Assessment of Blade Mistuning Effects via Power Flow Analysis of Tuned Bladed Disks

Abstract

An efficient method is proposed for the early assessment of bladed disk designs with respect to blade mistuning effects. Structural and material differences among blades, known as blade mistuning, often cause significant increases in blade forced vibration amplitudes relative to ideal (tuned) bladed disks, and such effects are most pronounced when the blades and the disk share vibration energy actively. In this paper, it is shown that the flow of vibration energy between the blades and the disk of tuned bladed disks can be used to characterize disk-blade dynamic interaction, and consequently it is proposed as a means to assess blade mistuning effects. Power flow is first calculated for a simple lumped-parameter model, and it is shown to provide a physical explanation for the sharp increases in blade forced response amplitudes that take place when disk-blade dynamic interactions are strong.
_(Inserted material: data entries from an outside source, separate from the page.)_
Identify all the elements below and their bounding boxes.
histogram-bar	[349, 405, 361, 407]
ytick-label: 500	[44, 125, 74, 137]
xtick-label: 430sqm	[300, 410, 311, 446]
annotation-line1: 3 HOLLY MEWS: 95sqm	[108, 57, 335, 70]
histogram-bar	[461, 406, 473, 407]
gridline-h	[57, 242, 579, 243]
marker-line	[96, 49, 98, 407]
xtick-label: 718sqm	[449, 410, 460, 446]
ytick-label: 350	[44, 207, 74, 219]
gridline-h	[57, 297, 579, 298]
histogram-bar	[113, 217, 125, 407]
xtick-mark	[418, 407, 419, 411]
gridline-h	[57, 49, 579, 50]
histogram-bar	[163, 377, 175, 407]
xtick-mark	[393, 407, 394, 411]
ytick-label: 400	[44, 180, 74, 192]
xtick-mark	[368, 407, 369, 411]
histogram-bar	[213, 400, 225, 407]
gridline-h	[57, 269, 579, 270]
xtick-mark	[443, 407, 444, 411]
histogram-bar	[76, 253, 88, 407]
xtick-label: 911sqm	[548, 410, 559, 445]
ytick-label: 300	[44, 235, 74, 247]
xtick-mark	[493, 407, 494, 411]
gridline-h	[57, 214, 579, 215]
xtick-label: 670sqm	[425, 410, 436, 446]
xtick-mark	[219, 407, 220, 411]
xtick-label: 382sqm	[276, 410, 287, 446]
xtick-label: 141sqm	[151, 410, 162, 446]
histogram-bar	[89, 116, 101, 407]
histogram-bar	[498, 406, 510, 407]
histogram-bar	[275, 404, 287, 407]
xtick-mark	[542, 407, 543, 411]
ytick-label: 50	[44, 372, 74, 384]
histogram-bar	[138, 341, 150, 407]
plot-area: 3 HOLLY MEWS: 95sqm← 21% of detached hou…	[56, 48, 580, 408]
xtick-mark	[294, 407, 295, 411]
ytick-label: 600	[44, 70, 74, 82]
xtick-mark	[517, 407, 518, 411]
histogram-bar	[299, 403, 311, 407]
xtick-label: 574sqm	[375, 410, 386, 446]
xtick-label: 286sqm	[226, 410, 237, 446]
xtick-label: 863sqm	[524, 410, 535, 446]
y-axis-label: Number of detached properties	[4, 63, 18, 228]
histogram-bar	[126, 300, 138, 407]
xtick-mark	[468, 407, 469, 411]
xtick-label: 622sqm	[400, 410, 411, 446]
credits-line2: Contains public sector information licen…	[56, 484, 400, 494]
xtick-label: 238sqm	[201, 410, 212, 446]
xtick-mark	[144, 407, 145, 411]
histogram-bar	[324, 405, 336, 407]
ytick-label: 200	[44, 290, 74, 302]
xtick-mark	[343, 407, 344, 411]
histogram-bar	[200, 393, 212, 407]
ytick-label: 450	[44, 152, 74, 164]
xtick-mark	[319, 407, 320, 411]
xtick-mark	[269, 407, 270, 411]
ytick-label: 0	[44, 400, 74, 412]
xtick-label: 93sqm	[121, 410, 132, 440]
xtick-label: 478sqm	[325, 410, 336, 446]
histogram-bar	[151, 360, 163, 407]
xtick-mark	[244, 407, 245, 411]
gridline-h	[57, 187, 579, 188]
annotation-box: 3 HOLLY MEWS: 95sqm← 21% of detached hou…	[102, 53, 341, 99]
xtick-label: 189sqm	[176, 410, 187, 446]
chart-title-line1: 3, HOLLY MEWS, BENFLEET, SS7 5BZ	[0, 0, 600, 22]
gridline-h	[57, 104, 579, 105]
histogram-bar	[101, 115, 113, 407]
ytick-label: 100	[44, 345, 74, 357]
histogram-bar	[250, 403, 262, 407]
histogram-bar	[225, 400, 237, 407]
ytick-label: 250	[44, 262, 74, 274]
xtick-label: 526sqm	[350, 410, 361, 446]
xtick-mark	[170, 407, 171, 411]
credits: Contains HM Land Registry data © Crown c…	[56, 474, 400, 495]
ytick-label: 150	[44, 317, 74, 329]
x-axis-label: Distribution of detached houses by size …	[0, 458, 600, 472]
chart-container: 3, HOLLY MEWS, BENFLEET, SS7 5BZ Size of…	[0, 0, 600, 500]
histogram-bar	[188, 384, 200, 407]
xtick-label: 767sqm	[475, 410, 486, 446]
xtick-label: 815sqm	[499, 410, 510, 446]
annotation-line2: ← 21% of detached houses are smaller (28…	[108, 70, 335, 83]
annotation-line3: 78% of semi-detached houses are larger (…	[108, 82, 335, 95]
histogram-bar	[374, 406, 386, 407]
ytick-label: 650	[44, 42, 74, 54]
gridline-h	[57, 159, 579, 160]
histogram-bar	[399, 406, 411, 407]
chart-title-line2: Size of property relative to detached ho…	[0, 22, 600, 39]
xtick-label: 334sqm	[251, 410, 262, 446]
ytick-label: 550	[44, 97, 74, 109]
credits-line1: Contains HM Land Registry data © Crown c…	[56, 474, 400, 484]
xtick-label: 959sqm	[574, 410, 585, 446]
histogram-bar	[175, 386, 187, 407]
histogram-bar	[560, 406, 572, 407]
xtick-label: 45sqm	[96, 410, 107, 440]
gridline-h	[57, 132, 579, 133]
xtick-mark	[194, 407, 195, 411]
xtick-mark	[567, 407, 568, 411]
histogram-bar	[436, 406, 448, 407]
The power flow analysis is then extended to parametric design studies of finite element models for industrial bladed disks. The calculation of coupling power flow between the blade and the disk segment for a nominal bladed disk sector is shown to enable the rapid, albeit approximate, assessment of mistuning effects on blade vibration response for the nominal bladed disk design as well as for a variety of alternate designs obtained by varying disk structural parameters. The power flow analysis tool developed in this paper solely requires tuned system information, and thus it provides an inexpensive alternative to detailed statistical analyses of mistuned system response, such as Monte Carlo simulations. It seems particularly well suited to the design optimization of bladed disks with respect to minimizing blade mistuning effects.